77 million: The number of USians who "lived in a high-poverty area in 2012, according to Changes in Areas with Concentrated Poverty: 2000 to 2010, a recently released report that analyzes data from the United States Census Bureau and the American Community Survey."
The [one in four] Americans who live in poverty areas - defined as an area where over one-fifth of the residents earn incomes below the current poverty line of $23,600 for a family of four - is a significant increase from the 18 percent recorded by the Census Bureau in 2000. Southern states, which have been found to have a higher percentage of low-income public school students than others, have especially seen their numbers grow. In 2012, 57.3 percent of people living in the south lived in poverty areas, up from 46.7 percent in 2000.Conservatives call "wealth redistribution," i.e. higher taxation on wealthy individuals and corporations to robustly fund a functional social safety net, "class warfare." That is not class warfare. This is.
The increase has affected Americans across the board, but the report found that Africans Americans are the most likely to live in poverty areas, at 50.4 percent, followed by American Indians and Alaska Natives. About 20.3 percent of white Americans live in poverty areas.

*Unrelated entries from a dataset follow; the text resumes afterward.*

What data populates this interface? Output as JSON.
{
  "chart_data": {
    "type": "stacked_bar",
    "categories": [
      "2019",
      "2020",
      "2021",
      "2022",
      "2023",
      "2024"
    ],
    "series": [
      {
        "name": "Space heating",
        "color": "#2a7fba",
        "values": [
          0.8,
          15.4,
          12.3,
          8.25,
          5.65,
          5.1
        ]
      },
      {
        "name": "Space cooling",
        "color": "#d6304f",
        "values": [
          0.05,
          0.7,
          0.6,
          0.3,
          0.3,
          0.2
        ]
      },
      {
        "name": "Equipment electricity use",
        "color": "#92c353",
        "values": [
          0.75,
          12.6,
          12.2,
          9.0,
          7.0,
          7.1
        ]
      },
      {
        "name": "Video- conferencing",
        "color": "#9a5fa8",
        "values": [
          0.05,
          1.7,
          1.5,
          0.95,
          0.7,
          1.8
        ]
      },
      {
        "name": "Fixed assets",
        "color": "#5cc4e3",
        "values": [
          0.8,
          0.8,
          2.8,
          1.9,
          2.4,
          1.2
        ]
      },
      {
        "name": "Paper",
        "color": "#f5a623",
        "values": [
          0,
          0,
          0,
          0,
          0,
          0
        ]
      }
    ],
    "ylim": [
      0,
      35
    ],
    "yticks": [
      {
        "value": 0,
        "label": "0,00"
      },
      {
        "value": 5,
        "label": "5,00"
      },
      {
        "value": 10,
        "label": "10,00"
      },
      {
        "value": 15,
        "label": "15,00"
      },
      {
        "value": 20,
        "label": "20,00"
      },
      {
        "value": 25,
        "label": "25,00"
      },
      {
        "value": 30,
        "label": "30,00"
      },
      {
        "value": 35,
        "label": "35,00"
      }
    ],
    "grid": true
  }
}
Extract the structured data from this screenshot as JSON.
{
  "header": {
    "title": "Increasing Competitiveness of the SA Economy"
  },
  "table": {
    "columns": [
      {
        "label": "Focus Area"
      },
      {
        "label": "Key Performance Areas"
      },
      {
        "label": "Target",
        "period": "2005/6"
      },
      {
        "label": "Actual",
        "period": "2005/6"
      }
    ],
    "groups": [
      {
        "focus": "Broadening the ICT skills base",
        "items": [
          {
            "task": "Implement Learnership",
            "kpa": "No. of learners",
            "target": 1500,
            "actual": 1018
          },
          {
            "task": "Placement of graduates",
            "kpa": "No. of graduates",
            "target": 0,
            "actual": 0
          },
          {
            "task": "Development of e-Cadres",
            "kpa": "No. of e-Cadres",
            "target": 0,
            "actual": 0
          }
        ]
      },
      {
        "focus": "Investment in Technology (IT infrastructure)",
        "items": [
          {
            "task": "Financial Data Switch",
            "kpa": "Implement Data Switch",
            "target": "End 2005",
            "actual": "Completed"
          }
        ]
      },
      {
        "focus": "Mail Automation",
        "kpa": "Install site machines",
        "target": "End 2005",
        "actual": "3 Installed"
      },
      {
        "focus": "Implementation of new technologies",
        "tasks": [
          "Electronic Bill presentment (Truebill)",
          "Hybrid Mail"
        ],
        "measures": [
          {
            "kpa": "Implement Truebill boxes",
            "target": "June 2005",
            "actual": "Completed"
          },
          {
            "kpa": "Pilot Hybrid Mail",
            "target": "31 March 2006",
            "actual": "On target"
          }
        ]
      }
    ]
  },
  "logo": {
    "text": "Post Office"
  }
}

The growth of poverty areas can largely be attributed to exclusionary zoning and the migration of affluent people into suburban areas, according to Paul Jargowsky, a professor of urban research and education at Rutgers University and an analyst of the report. Exclusionary zoning occurs when suburban districts set requirements for joining a neighborhood, such as large minimum house sizes, that are impossible to meet for lower-income families. These policies contribute to highly segregated neighborhoods.
"You have many, many politically independent suburbs that use exclusionary zoning to create housing only for families with higher incomes," said Jargowsky. "As families with wealth move further and further out of urban areas you develop these very high-poverty neighborhoods where the schools begin to fail, you have high crime and low wages."
On top of higher crime, lower wages, and schools lacking in resources, low-income families living in concentrated poverty areas often face a lack of job opportunities and lack of access to good housing conditions and health services.